On Sunday morning, the congregation at St. Michael's and St. George's Ukrainian Orthodox Church in northeast Minneapolis will say a special prayer.
"We have prayers for Ukraine," the Rev. Myron Korostil said Saturday. "We ask God to make peace."
Korostil added the prayer about a month ago after the Russian military massed on Ukraine's borders, threatening invasion. As in Ukraine, anxiety is rife in the Twin Cities' Ukrainian-American community.
"We don't know what to think," Korostil said. "Also in Ukraine, no one is sure. There is a big danger, and everything is possible."
The tension escalated this weekend. Leaders of Russian breakaway-regions in eastern Ukraine — Russian surrogates, effectively — called for evacuations and military mobilization. Russia itself ran military drills, showing off ballistic missiles that could carry nuclear weapons.
The world waits to see if Russian President Vladimir Putin's provocative gambit on Ukraine leads to a bloody catastrophe.
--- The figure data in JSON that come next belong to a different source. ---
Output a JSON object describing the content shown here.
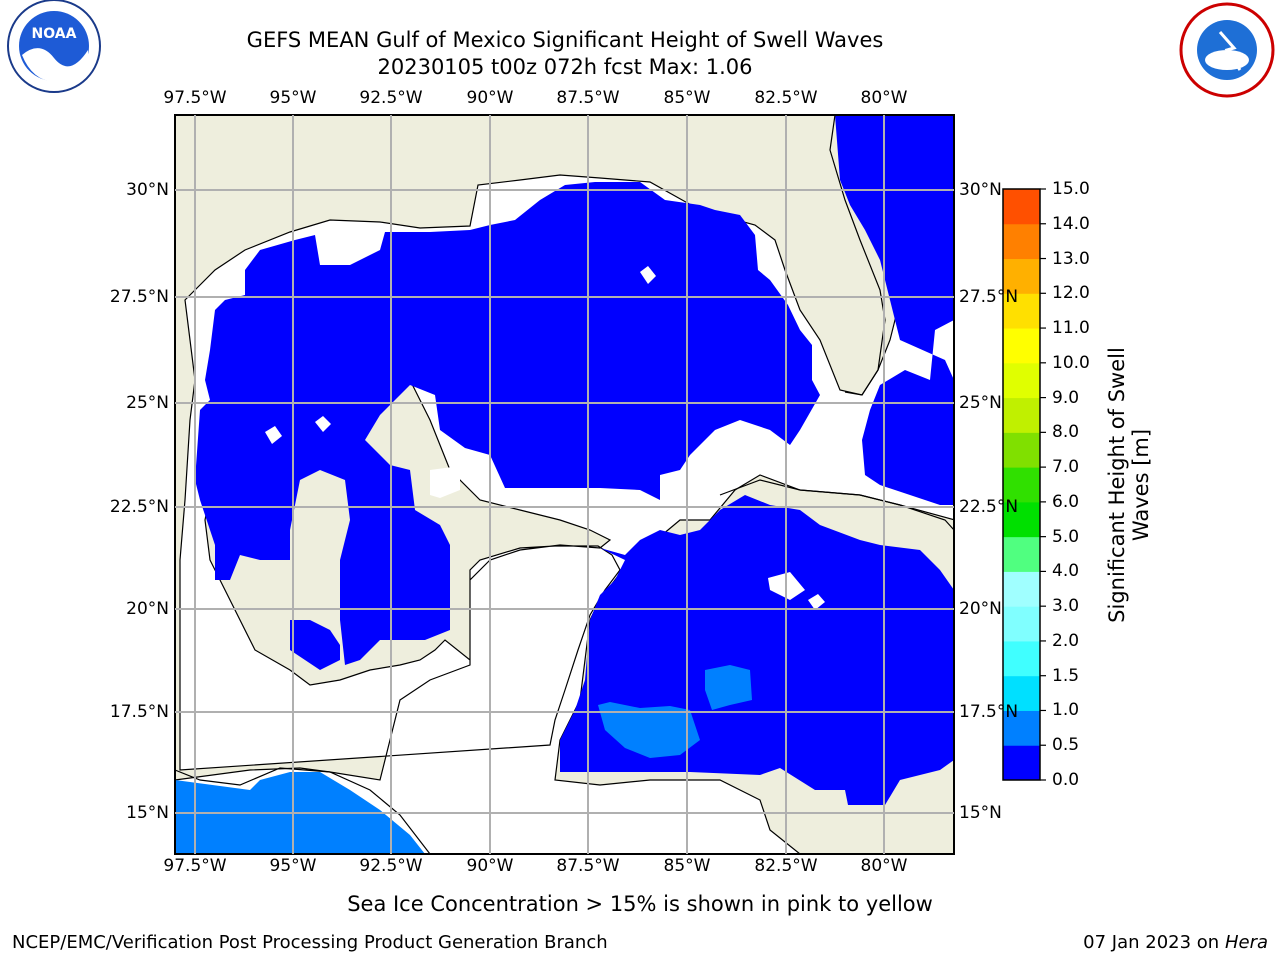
{
  "title_line1": "GEFS MEAN Gulf of Mexico Significant Height of Swell Waves",
  "title_line2": "20230105 t00z 072h fcst   Max: 1.06",
  "logos": {
    "left": "noaa-logo",
    "right": "national-weather-service-logo"
  },
  "lon_ticks": [
    "97.5°W",
    "95°W",
    "92.5°W",
    "90°W",
    "87.5°W",
    "85°W",
    "82.5°W",
    "80°W"
  ],
  "lat_ticks_left": [
    "30°N",
    "27.5°N",
    "25°N",
    "22.5°N",
    "20°N",
    "17.5°N",
    "15°N"
  ],
  "lat_ticks_right": [
    "30°N",
    "27.5°N",
    "25°N",
    "22.5°N",
    "20°N",
    "17.5°N",
    "15°N"
  ],
  "colorbar": {
    "label": "Significant Height of Swell Waves [m]",
    "ticks": [
      "15.0",
      "14.0",
      "13.0",
      "12.0",
      "11.0",
      "10.0",
      "9.0",
      "8.0",
      "7.0",
      "6.0",
      "5.0",
      "4.0",
      "3.0",
      "2.0",
      "1.5",
      "1.0",
      "0.5",
      "0.0"
    ],
    "colors": [
      "#0000ff",
      "#0080ff",
      "#00e0ff",
      "#40ffff",
      "#80ffff",
      "#a0ffff",
      "#50ff80",
      "#00e000",
      "#30e000",
      "#80e000",
      "#c0f000",
      "#e0ff00",
      "#ffff00",
      "#ffe000",
      "#ffb000",
      "#ff8000",
      "#ff5000",
      "#ff2000",
      "#ff0000"
    ]
  },
  "colors": {
    "land": "#eeeedd",
    "ocean_low": "#0000ff",
    "ocean_mid": "#0080ff",
    "grid": "#b0b0b0"
  },
  "ice_note": "Sea Ice Concentration > 15% is shown in pink to yellow",
  "footer_left": "NCEP/EMC/Verification Post Processing Product Generation Branch",
  "footer_right_date": "07 Jan 2023 on ",
  "footer_right_host": "Hera"
}
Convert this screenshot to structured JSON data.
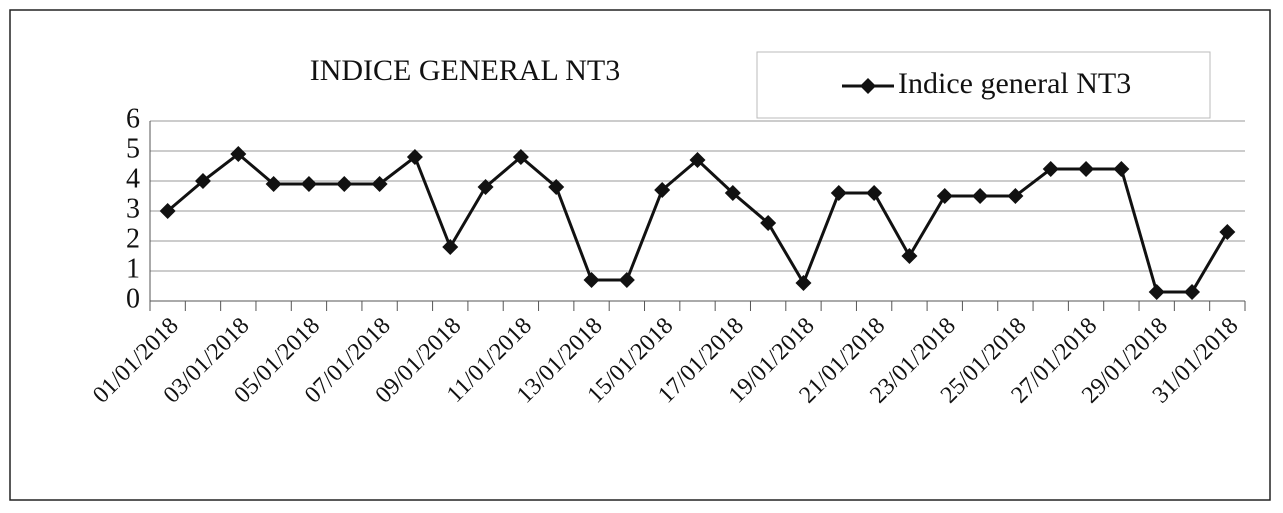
{
  "chart_data": {
    "type": "line",
    "title": "INDICE GENERAL NT3",
    "categories": [
      "01/01/2018",
      null,
      "03/01/2018",
      null,
      "05/01/2018",
      null,
      "07/01/2018",
      null,
      "09/01/2018",
      null,
      "11/01/2018",
      null,
      "13/01/2018",
      null,
      "15/01/2018",
      null,
      "17/01/2018",
      null,
      "19/01/2018",
      null,
      "21/01/2018",
      null,
      "23/01/2018",
      null,
      "25/01/2018",
      null,
      "27/01/2018",
      null,
      "29/01/2018",
      null,
      "31/01/2018"
    ],
    "series": [
      {
        "name": "Indice general NT3",
        "color": "#111111",
        "values": [
          3,
          4,
          4.9,
          3.9,
          3.9,
          3.9,
          3.9,
          4.8,
          1.8,
          3.8,
          4.8,
          3.8,
          0.7,
          0.7,
          3.7,
          4.7,
          3.6,
          2.6,
          0.6,
          3.6,
          3.6,
          1.5,
          3.5,
          3.5,
          3.5,
          4.4,
          4.4,
          4.4,
          0.3,
          0.3,
          2.3
        ]
      }
    ],
    "ylim": [
      0,
      6
    ],
    "yticks": [
      0,
      1,
      2,
      3,
      4,
      5,
      6
    ],
    "grid": true,
    "legend": "top-right"
  }
}
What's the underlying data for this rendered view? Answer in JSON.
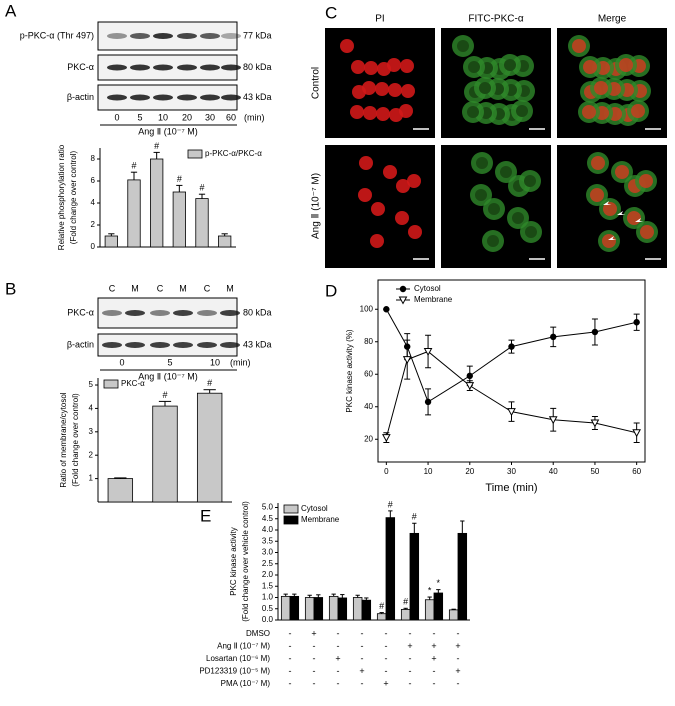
{
  "panels": {
    "a": "A",
    "b": "B",
    "c": "C",
    "d": "D",
    "e": "E"
  },
  "blot_a": {
    "rows": [
      {
        "label": "p-PKC-α (Thr 497)",
        "size": "77 kDa"
      },
      {
        "label": "PKC-α",
        "size": "80 kDa"
      },
      {
        "label": "β-actin",
        "size": "43 kDa"
      }
    ],
    "lanes": [
      "0",
      "5",
      "10",
      "20",
      "30",
      "60"
    ],
    "unit": "(min)",
    "treatment": "Ang Ⅱ  (10⁻⁷ M)"
  },
  "blot_b": {
    "rows": [
      {
        "label": "PKC-α",
        "size": "80 kDa"
      },
      {
        "label": "β-actin",
        "size": "43 kDa"
      }
    ],
    "fractions": [
      "C",
      "M",
      "C",
      "M",
      "C",
      "M"
    ],
    "times": [
      "0",
      "5",
      "10"
    ],
    "unit": "(min)",
    "treatment": "Ang Ⅱ  (10⁻⁷ M)"
  },
  "microscopy": {
    "columns": [
      "PI",
      "FITC-PKC-α",
      "Merge"
    ],
    "rows": [
      "Control",
      "Ang Ⅱ  (10⁻⁷ M)"
    ]
  },
  "chart_data": [
    {
      "type": "bar",
      "y_label": [
        "Relative phosphorylation ratio",
        "(Fold change over control)"
      ],
      "ylim": [
        0,
        9
      ],
      "yticks": [
        0,
        2,
        4,
        6,
        8
      ],
      "legend": "upper right",
      "series": [
        {
          "name": "p-PKC-α/PKC-α",
          "color": "#c8c8c8",
          "values": [
            1.0,
            6.1,
            8.0,
            5.0,
            4.4,
            1.0
          ],
          "errors": [
            0.2,
            0.7,
            0.6,
            0.6,
            0.4,
            0.2
          ],
          "annotations": [
            null,
            "#",
            "#",
            "#",
            "#",
            null
          ]
        }
      ]
    },
    {
      "type": "bar",
      "y_label": [
        "Ratio of membrane/cytosol",
        "(Fold change over control)"
      ],
      "ylim": [
        0,
        5.3
      ],
      "yticks": [
        1,
        2,
        3,
        4,
        5
      ],
      "legend": "upper left",
      "series": [
        {
          "name": "PKC-α",
          "color": "#c8c8c8",
          "values": [
            1.0,
            4.1,
            4.65
          ],
          "errors": [
            0.03,
            0.2,
            0.15
          ],
          "annotations": [
            null,
            "#",
            "#"
          ]
        }
      ]
    },
    {
      "type": "line",
      "x_label": "Time (min)",
      "y_label": [
        "PKC kinase activity (%)"
      ],
      "x": [
        0,
        5,
        10,
        20,
        30,
        40,
        50,
        60
      ],
      "xlim": [
        -2,
        62
      ],
      "xticks": [
        0,
        10,
        20,
        30,
        40,
        50,
        60
      ],
      "ylim": [
        6,
        118
      ],
      "yticks": [
        20,
        40,
        60,
        80,
        100
      ],
      "legend": "upper left",
      "series": [
        {
          "name": "Cytosol",
          "color": "#000000",
          "marker": "circle",
          "values": [
            100,
            77,
            43,
            59,
            77,
            83,
            86,
            92
          ],
          "errors": [
            0,
            8,
            8,
            6,
            4,
            6,
            8,
            5
          ]
        },
        {
          "name": "Membrane",
          "color": "#000000",
          "marker": "triangle-down",
          "values": [
            21,
            69,
            74,
            53,
            37,
            32,
            30,
            24
          ],
          "errors": [
            3,
            12,
            10,
            3,
            6,
            7,
            4,
            6
          ]
        }
      ]
    },
    {
      "type": "grouped_bar",
      "y_label": [
        "PKC kinase activity",
        "(Fold change over vehicle control)"
      ],
      "ylim": [
        0,
        5.2
      ],
      "legend": "upper left",
      "yticks": [
        {
          "value": 0,
          "label": "0.0"
        },
        0.5,
        {
          "value": 1,
          "label": "1.0"
        },
        1.5,
        {
          "value": 2,
          "label": "2.0"
        },
        2.5,
        {
          "value": 3,
          "label": "3.0"
        },
        3.5,
        {
          "value": 4,
          "label": "4.0"
        },
        4.5,
        {
          "value": 5,
          "label": "5.0"
        }
      ],
      "series": [
        {
          "name": "Cytosol",
          "color": "#c8c8c8",
          "values": [
            1.05,
            1.0,
            1.05,
            1.0,
            0.28,
            0.47,
            0.9,
            0.45
          ],
          "errors": [
            0.1,
            0.1,
            0.1,
            0.1,
            0.05,
            0.05,
            0.12,
            0.03
          ],
          "annotations": [
            null,
            null,
            null,
            null,
            "#",
            "#",
            "*",
            null
          ]
        },
        {
          "name": "Membrane",
          "color": "#000000",
          "values": [
            1.05,
            1.0,
            0.98,
            0.88,
            4.55,
            3.85,
            1.2,
            3.85
          ],
          "errors": [
            0.1,
            0.12,
            0.15,
            0.1,
            0.3,
            0.45,
            0.15,
            0.55
          ],
          "annotations": [
            null,
            null,
            null,
            null,
            "#",
            "#",
            "*",
            null
          ]
        }
      ],
      "conditions": [
        {
          "label": "DMSO",
          "signs": [
            "-",
            "+",
            "-",
            "-",
            "-",
            "-",
            "-",
            "-"
          ]
        },
        {
          "label": "Ang Ⅱ (10⁻⁷ M)",
          "signs": [
            "-",
            "-",
            "-",
            "-",
            "-",
            "+",
            "+",
            "+"
          ]
        },
        {
          "label": "Losartan (10⁻⁶ M)",
          "signs": [
            "-",
            "-",
            "+",
            "-",
            "-",
            "-",
            "+",
            "-"
          ]
        },
        {
          "label": "PD123319 (10⁻⁵ M)",
          "signs": [
            "-",
            "-",
            "-",
            "+",
            "-",
            "-",
            "-",
            "+"
          ]
        },
        {
          "label": "PMA (10⁻⁷ M)",
          "signs": [
            "-",
            "-",
            "-",
            "-",
            "+",
            "-",
            "-",
            "-"
          ]
        }
      ]
    }
  ]
}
And few are watching more closely than the Ukrainian diaspora in North America.
Minnesota – Minneapolis in particular – has long been home to Ukrainian immigrants. They started arriving in the late 19th century with a tide of Eastern Europeans and have landed in waves since, including after World War II and the breakup of the Soviet Union.
Estimates of their numbers vary from around 15,000 to 25,000. Many have friends and family in Ukraine. Korostil himself arrived at St. Michael's just four years ago, and he has friends in the Ukrainian Army – and its chaplain corps – deployed in the country's tense eastern regions.